FindNextFile WinApi function is used to list content of directories. Microsoft is stating in documentation, that order is file system dependent. However NTFS should be in alphabetical order most of the time.

The order in which this function returns the file names is dependent on the file system type. With the NTFS file system and CDFS file systems, the names are usually returned in alphabetical order. With FAT file systems, the names are usually returned in the order the files were written to the disk, which may or may not be in alphabetical order. However, as stated previously, these behaviors are not guaranteed.

My application needs some ordering of object in directories. Because majority of Windows users use NTFS, I would like to optimize my application for that case. Therefore I use function _wcsicmp for name compare. Most of the time it is correct and results from FindNextFile are sorted according to _wcsicmp. However sometime result are not sorted. I thought, that it is natural, because FindFirstFile doesn't guaranteed the order and I must sort it anyway (in case of another file system). Then I noticed strange pattern. It looks like character '_' is returned after letters. Folder with content (a.txt, b.txt, _.txt) is returned in order a, b, _. Function _wcsicmp will sort that as _, a, b. Tested on Windows 8.1. I ran some test and this behavior is consistent.

Can someone explain me what is the comparison criteria used by NTFS? Or why is FindNextFile returning names out of alphabetical order?

2
Hmm, you are comparing the order that FindNextFile finds files with the way the file are ordered in Explorer. Which does not use the disk order, it was made for normal people. Who do not understand why file2.txt comes after file11.txt - Hans Passant
@ Hans Passant: Not exactly. I'm comparing order of FindNextFile with order of _wcsicmp. I'm not presenting the list of files to the user, so I can pick whatever sort I prefer. I'm just curious why order of FindNextFile is different from basic case insensitive string compare. '_' is U+005F and 'a' is U+0061. So it seems like '_' should go before 'a'. - koscelansky

2 Answers

6
votes

Because NTFS sort rules are not so simple as just to sort in alphabetical order. Here is an msdn blog article to shed some light on the problem:

Why do NTFS and Explorer disagree on filename sorting?

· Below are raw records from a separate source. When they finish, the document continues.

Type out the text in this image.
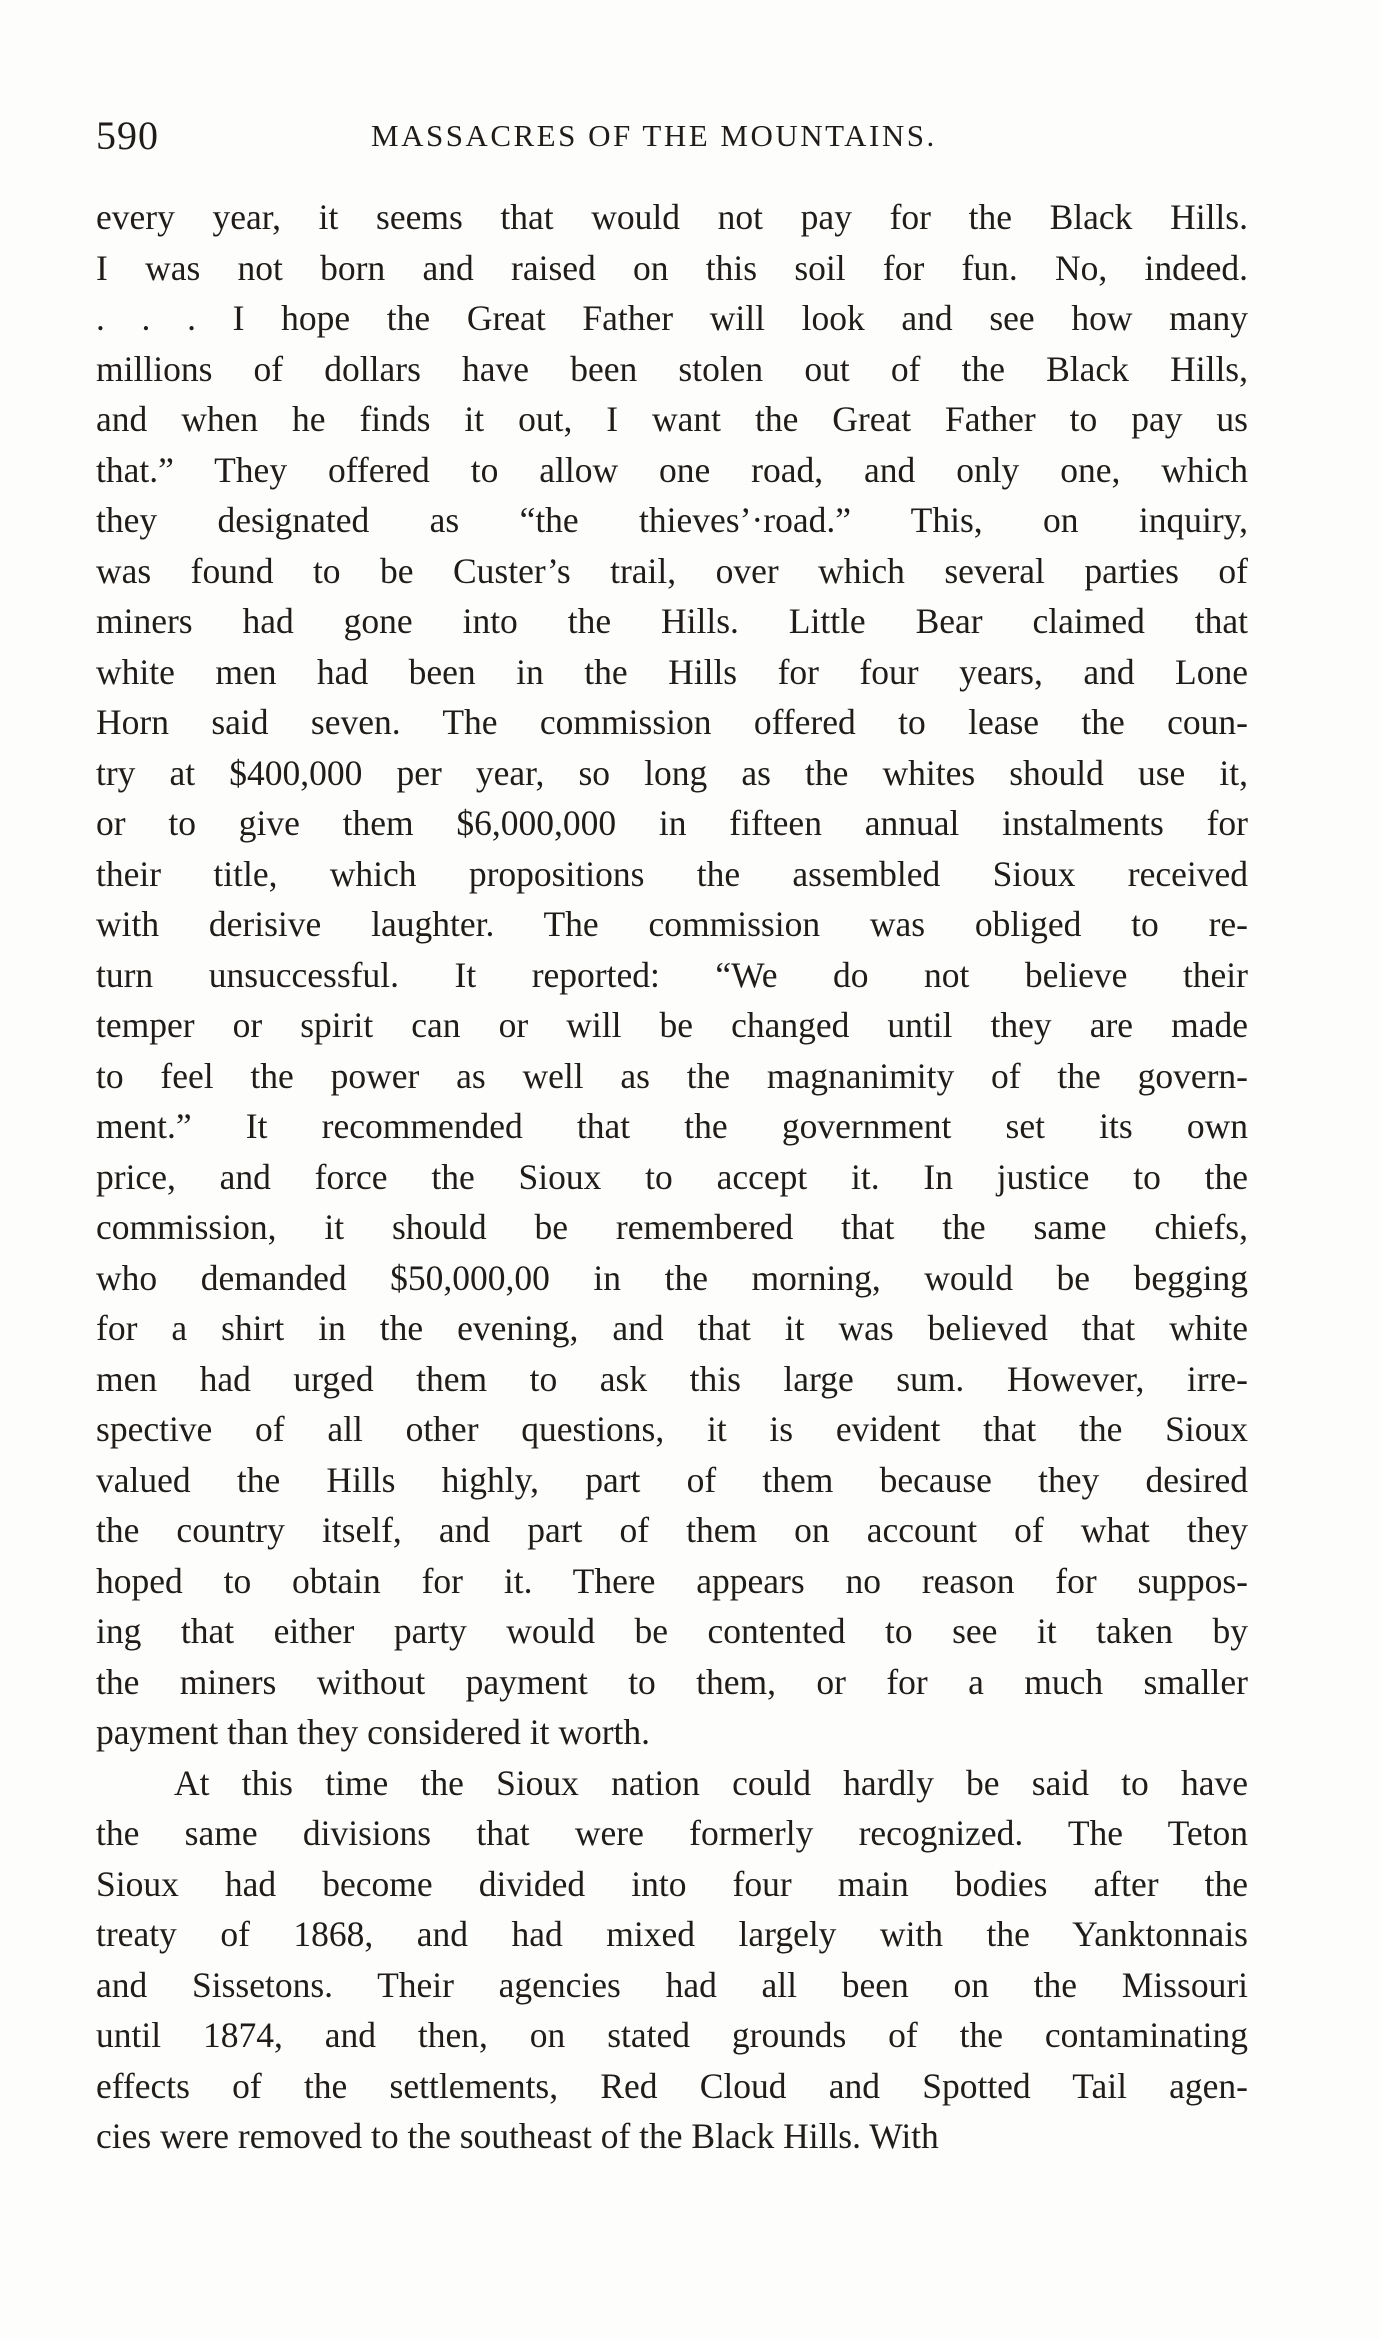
590	MASSACRES OF THE MOUNTAINS.
every year, it seems that would not pay for the Black Hills.
I was not born and raised on this soil for fun. No, indeed.
. . . I hope the Great Father will look and see how many
millions of dollars have been stolen out of the Black Hills,
and when he finds it out, I want the Great Father to pay us
that.” They offered to allow one road, and only one, which
they designated as “the thieves’·road.” This, on inquiry,
was found to be Custer’s trail, over which several parties of
miners had gone into the Hills. Little Bear claimed that
white men had been in the Hills for four years, and Lone
Horn said seven. The commission offered to lease the coun-
try at $400,000 per year, so long as the whites should use it,
or to give them $6,000,000 in fifteen annual instalments for
their title, which propositions the assembled Sioux received
with derisive laughter. The commission was obliged to re-
turn unsuccessful. It reported: “We do not believe their
temper or spirit can or will be changed until they are made
to feel the power as well as the magnanimity of the govern-
ment.” It recommended that the government set its own
price, and force the Sioux to accept it. In justice to the
commission, it should be remembered that the same chiefs,
who demanded $50,000,00 in the morning, would be begging
for a shirt in the evening, and that it was believed that white
men had urged them to ask this large sum. However, irre-
spective of all other questions, it is evident that the Sioux
valued the Hills highly, part of them because they desired
the country itself, and part of them on account of what they
hoped to obtain for it. There appears no reason for suppos-
ing that either party would be contented to see it taken by
the miners without payment to them, or for a much smaller
payment than they considered it worth.
At this time the Sioux nation could hardly be said to have
the same divisions that were formerly recognized. The Teton
Sioux had become divided into four main bodies after the
treaty of 1868, and had mixed largely with the Yanktonnais
and Sissetons. Their agencies had all been on the Missouri
until 1874, and then, on stated grounds of the contaminating
effects of the settlements, Red Cloud and Spotted Tail agen-
cies were removed to the southeast of the Black Hills. With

One reason to this can be that NTFS captures the case mapping table at the time the drive is formatted and continues to use that table, even if the OS's case mapping tables change subsequently.

1
votes

You can use CompareStringEx and set the flag SORT_DIGITSASNUMBERS Minimum system requirement for this function is Windows Vista LINK

int CompareStringEx(0,0x00000008/*SORT_DIGITSASNUMBERS*/,
lpString1, cchCount1, lpString2, cchCount2, NULL, NULL, 0);

Comparison result for this function is weird, it returns 1, 2, or 3:

#define CSTR_LESS_THAN            1           // string 1 less than string 2
#define CSTR_EQUAL                2           // string 1 equal to string 2
#define CSTR_GREATER_THAN         3           // string 1 greater than string 2

You can also try _wcsicoll for older systems. If I recall correctly _wcsicoll works better but not the same as Windows's sort.